OLYMPIA – Aug. 16, 2016 – The Washington Department of Revenue (Revenue) is cautioning tax practitioners to be aware of an emerging phishing email scam that pretends to be from tax software providers and tries to trick recipients into clicking on a bogus link.
The email scam is the latest in a series of attempts to trick people into giving up sensitive information such as passwords, Social Security numbers and credit card numbers, or into making unnecessary payments.
In the newest scam, tax professionals are receiving emails pretending to be from tax software companies. The email asks recipients to download and install an important software update via a link included in the email.
Once recipients click on the embedded link, they are directed to a website prompting them to download a file that appears to be an update of their software package. The file has a naming convention that uses the actual name of their software, followed by an “.exe extension.”

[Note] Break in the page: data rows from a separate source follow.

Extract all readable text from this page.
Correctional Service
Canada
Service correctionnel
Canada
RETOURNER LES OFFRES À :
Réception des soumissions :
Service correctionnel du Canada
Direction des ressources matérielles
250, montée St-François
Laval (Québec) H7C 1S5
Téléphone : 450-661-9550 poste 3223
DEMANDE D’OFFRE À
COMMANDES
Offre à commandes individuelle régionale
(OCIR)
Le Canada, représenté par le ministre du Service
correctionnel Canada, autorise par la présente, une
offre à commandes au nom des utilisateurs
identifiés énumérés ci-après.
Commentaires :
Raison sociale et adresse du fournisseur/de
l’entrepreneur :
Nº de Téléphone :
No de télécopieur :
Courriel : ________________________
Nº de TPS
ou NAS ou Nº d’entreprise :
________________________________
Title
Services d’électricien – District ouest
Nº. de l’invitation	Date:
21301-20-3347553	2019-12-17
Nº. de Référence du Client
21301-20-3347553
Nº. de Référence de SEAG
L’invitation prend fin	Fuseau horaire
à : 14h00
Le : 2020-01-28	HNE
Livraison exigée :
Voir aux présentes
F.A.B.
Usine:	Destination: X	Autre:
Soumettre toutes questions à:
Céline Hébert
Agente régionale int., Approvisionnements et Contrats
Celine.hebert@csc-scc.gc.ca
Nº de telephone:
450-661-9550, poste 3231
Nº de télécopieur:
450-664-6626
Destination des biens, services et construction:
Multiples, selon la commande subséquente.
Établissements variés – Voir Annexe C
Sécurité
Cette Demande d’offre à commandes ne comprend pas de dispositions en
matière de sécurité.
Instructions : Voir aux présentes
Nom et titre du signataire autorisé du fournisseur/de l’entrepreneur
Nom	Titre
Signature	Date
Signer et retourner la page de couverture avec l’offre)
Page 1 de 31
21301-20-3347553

Upon completion, tax professionals believe they have downloaded a software update when in fact they have loaded a program designed to track the tax professional’s key strokes, which is a common tactic used by cyber thieves to steal login information, passwords and other sensitive data.
Tax professionals are encouraged to be on the lookout for these scams and never to click on unexpected links in emails. Similar email schemes using tax software names have targeted individual taxpayers.
To protect their businesses from phishing schemes, tax preparers should take the following steps:
Be alert for phishing scams. Do not click on links or open attachments in e-mails, and always use a software provider’s main webpage for connecting to them.
Run a security “deep scan” to search for viruses and malware.
Strengthen passwords for both computer access and software access; make sure your password is a minimum of eight digits long (more is better) with a mix of numbers, letters and special characters.
Educate employees about the dangers of phishing scams in the form of emails, texts and calls;
Review any software that your employees use to remotely access your network or your IT support vendor uses to remotely troubleshoot technical problems and support your systems. Remote access software is a potential target for bad actors to gain entry and take control of a machine.
Tax professionals should review Publication 4557, “Safeguarding Taxpayer Data, A Guide for Your Business,” which provides a checklist to help safeguard taxpayer information and enhance office security.